Depression can also be pathologic. Between 30% and 40% of patients with Parkinson’s disease develop depression.28 Higher rates of depression have also been reported for individuals with Alzheimer’s disease, vascular dementia, cardiovascular disease, type 2 diabetes mellitus, arthritis, cancer, and stroke, although it is not clear whether these cases of depression are connected with the underlying disease process.29,30 Unlike younger adults with depression, who tend to increase food consumption, studies indicate that older adults eat less when they are depressed.18 Depression screening may be needed, followed by appropriate interventions to relieve depression.5


Loss of Independence in LTC

Some residents may refuse to eat in response to limited food choices and stipulated mealtimes in the nursing home. Residents may also eat less when caretakers fail to provide sufficient attention to the resident and his or her needs during mealtime.13 According to van Staveren and associates,13 33% of adults ≥65 years of age need assistance with activities of daily living,and staff may need to make eating easier for these patients by cutting food into bite-sized pieces, opening packets, removing lids, buttering bread,5 and providing assistance with utensils.
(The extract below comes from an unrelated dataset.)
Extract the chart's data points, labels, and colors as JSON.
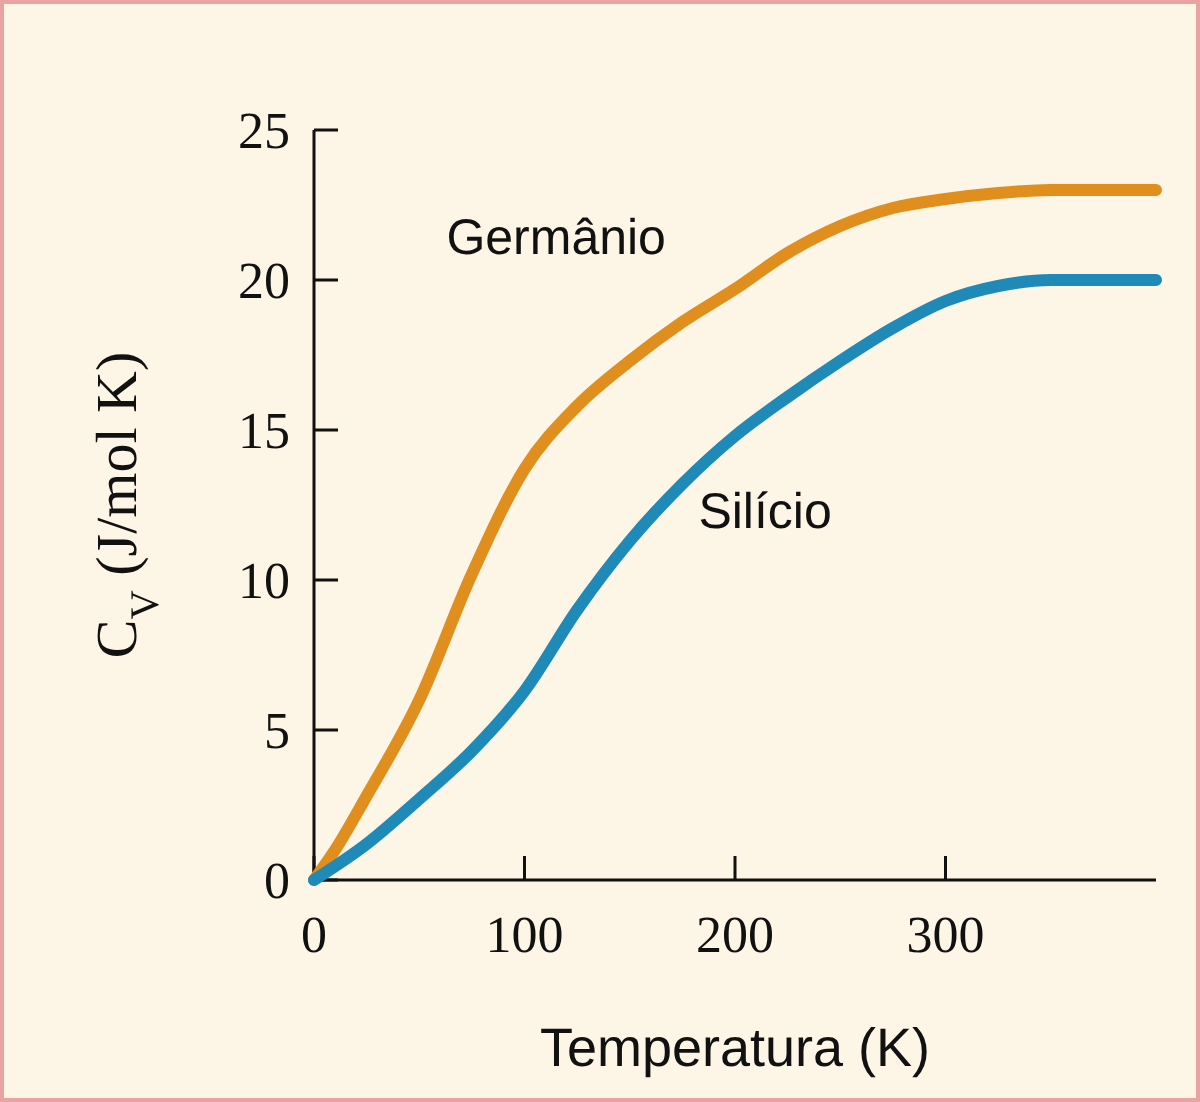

CMS is increasingly encouraging person-centered care at LTC facilities,4 contributing to a change in the culture of care at nursing homes that promotes residents’ independence, especially when it comes to dining.5 Some facilities are offering family-style mealtimes; more freedom to choose when, where, and what to eat; buffet-style dining; restaurant-style menus; five meals instead of three; and social functions with snacks (Table 3 [click thumbnail for full view]).5

A randomized controlled study found that Dutch nursing home residents who were given their meals family-style for 6 months significantly increased energy intake by a mean of 115 kcal, compared with a meal decline of 100 kcal in the control group.31 The family-style diners maintained body weight, physical and psychosocial function, and quality of life, all of which declined significantly in the control group.